Emergency Garda unit to be based in SalthillJanuary 22, 2010 - 3:44pm
AN elite new, heavily-armed Garda emergency response unit – aimed at tackling serious and organised crime – is set to be unveiled in Salthill Garda Station, the Galway City Tribune can exclusively reveal.
The Western Regional Support Unit (RSU) base in Salthill will see highly-trained Gardaí patrolling the roads of Galway in ‘souped-up’ cars, armed with submachine guns, handguns and Taser weapons.
Garda Headquarters in Dublin have confirmed the launch of the new unit is “imminent”.
It will deal with serious and organised crime, as well as hostage negotiations, while also providing support to unarmed, frontline Gardaí in dangerous situations.
It is understood that around a dozen specialist Gardaí will be based in Salthill Station – although the nature of these rapid response units is that they are almost always ‘on patrol’.
They will be under the overall command of Assistant Commissioner John O’Mahoney, who has responsibility for the Western Region and is based in Mill Street.

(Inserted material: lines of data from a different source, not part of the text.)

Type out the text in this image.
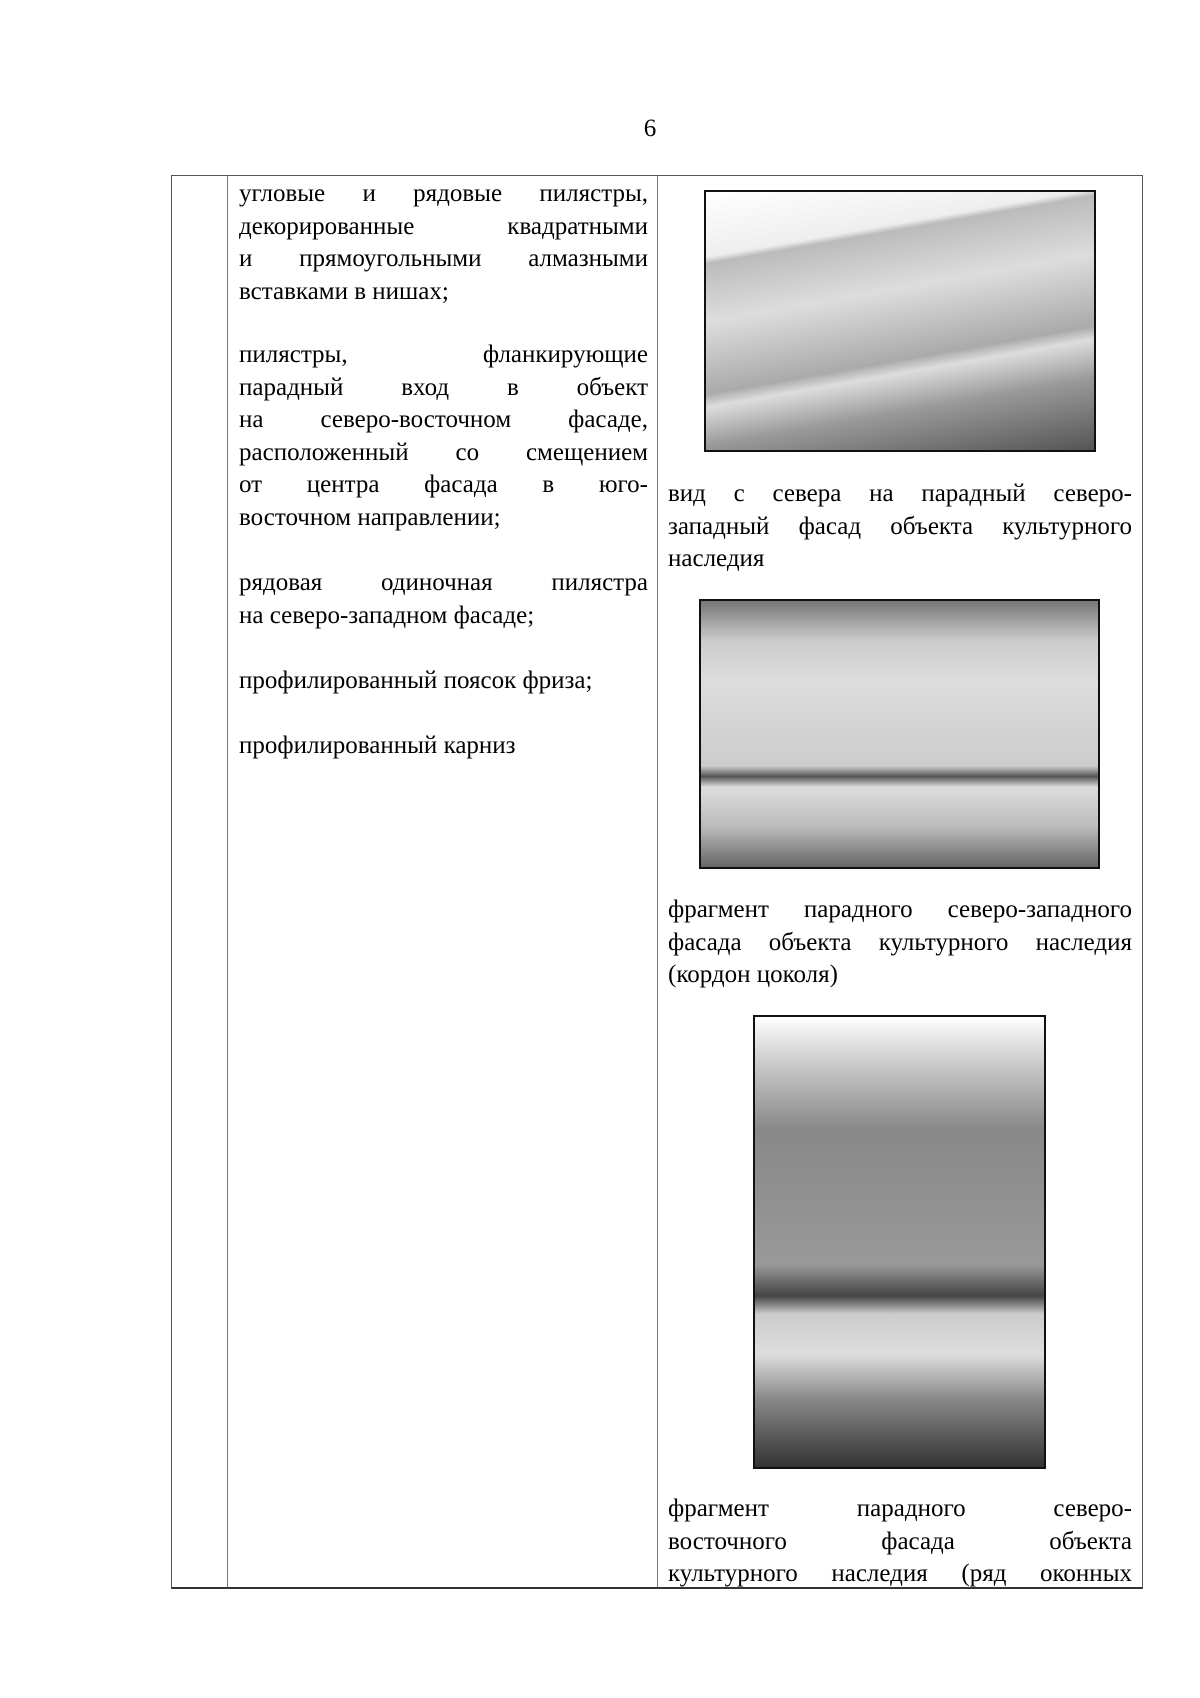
6
угловые и рядовые пилястры,
декорированные квадратными
и прямоугольными алмазными
вставками в нишах;
пилястры, фланкирующие
парадный вход в объект
на северо-восточном фасаде,
расположенный со смещением
от центра фасада в юго-
восточном направлении;
рядовая одиночная пилястра
на северо-западном фасаде;
профилированный поясок фриза;
профилированный карниз
вид с севера на парадный северо-
западный фасад объекта культурного
наследия
фрагмент парадного северо-западного
фасада объекта культурного наследия
(кордон цоколя)
фрагмент парадного северо-
восточного фасада объекта
культурного наследия (ряд оконных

A spokesperson for Garda Headquarters in Dublin confirmed the launch of the Western RSU in Salthill is imminent, but a specific date has not yet been set.
An official announcement is expected in the coming weeks as structural work is currently progressing at the station to accommodate the new unit.
All members of the Salthill unit will have undergone extensive weapons training for their Sig 9mm handguns and Heckler and Koch submachine guns, as well as Taser guns and pepper spray, which are secured in special ‘safes’ in their custom-built patrol cars.
Their ‘Police Special’ Volvo XC70 patrol cars – which feature full Garda markings – have enhanced engines, brakes, and other components designed to handle emergency driving conditions.
The high-profile officers will carry out regular policing duties, but can switch to ‘armed mode’ at a moment’s notice when called to deal with a dangerous situation.
Armed RSU officers are distinguishable by their Garda baseball caps and jackets, as well as bullet-proof vests, and they also have access to full armoured body suits.
When in ‘armed mode’, the patrol car electronic lighting and signage changes to warn that it is an ‘armed response unit’, to ensure they are clearly identifiable.